Health Minister Ben Gummer today said the recommendations needed to be considered as “a matter of urgency” adding: ”There are unacceptable variations in neonatal care and ensuring the very best and safest care for sick babies is essential.”

Elizabeth’s parents Anne and Graeme Dixon told HSJ they were pleased the CQC had listened to their concerns. They said: “We are alarmed that the potential for harm and death is still there in 2016 and that no organisation or person has until now, done anything positive to learn from the failures in Lizzie’s care or to tell us the truth.
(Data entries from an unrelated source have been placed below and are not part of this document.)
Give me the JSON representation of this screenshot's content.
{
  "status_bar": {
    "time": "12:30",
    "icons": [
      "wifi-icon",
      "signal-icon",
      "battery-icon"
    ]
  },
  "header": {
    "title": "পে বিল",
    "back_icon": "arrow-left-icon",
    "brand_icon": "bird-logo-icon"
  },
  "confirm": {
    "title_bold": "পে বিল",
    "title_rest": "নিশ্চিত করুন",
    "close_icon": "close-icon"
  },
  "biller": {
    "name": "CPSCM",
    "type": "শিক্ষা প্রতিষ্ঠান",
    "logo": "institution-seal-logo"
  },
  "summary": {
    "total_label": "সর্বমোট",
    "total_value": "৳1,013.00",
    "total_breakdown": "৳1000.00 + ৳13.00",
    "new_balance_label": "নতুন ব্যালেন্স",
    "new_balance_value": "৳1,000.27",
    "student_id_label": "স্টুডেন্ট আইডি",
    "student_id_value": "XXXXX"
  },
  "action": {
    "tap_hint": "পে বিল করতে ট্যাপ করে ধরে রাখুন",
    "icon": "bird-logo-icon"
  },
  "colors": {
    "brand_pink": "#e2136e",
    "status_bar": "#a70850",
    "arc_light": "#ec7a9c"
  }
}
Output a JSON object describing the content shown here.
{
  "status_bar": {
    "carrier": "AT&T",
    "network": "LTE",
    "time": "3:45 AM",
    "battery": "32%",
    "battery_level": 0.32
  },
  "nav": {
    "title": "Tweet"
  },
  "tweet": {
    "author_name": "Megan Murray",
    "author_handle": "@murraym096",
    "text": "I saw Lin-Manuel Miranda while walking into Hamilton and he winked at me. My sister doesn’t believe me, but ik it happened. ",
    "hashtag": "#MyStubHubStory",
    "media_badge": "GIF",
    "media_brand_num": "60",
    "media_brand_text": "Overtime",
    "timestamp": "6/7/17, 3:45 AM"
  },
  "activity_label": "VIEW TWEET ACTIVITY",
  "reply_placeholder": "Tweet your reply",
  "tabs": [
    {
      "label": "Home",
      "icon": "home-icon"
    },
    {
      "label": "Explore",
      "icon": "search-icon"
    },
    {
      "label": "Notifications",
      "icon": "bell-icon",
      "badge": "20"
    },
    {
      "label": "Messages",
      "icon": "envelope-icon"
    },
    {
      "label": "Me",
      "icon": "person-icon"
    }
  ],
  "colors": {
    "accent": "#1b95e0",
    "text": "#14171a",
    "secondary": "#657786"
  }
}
“It was a relief to have the CQC take some of our concerns on board and we are moved by their efforts to ensure that some learning comes from Lizzie’s suffering and we are particularly appreciative that they haven’t just published a report on their review, they have taken steps to ensure that organisations who can take forward suggestions and transform these into guidelines for healthcare professionals, are willing to and have already started to do this.”

The Dixons criticised NHS England for its failure to investigate what happened to their daughter first in 2013 when they were referred to the NHS Litigation Authority instead and again when plans for an inquiry were dropped without warning in 2014.

They said: “NHS England and other NHS staff have, regrettably, treated us with contempt. There is a culture of indifference or defensiveness and reputation management. We should all be working together in an open and honest manner and all aiming for safe care and NHS England need to recognise that this entails acknowledging and learning from what has gone wrong.”

After HSJ last year highlighted the failure of national organisations to investigate Elizabeth’s death, health secretary Jeremy Hunt intervened and ordered an independent inquiry. This will be led by former Mid Staffs Inquiry adviser Peter Hutton.

NHS England has been contacted for a response.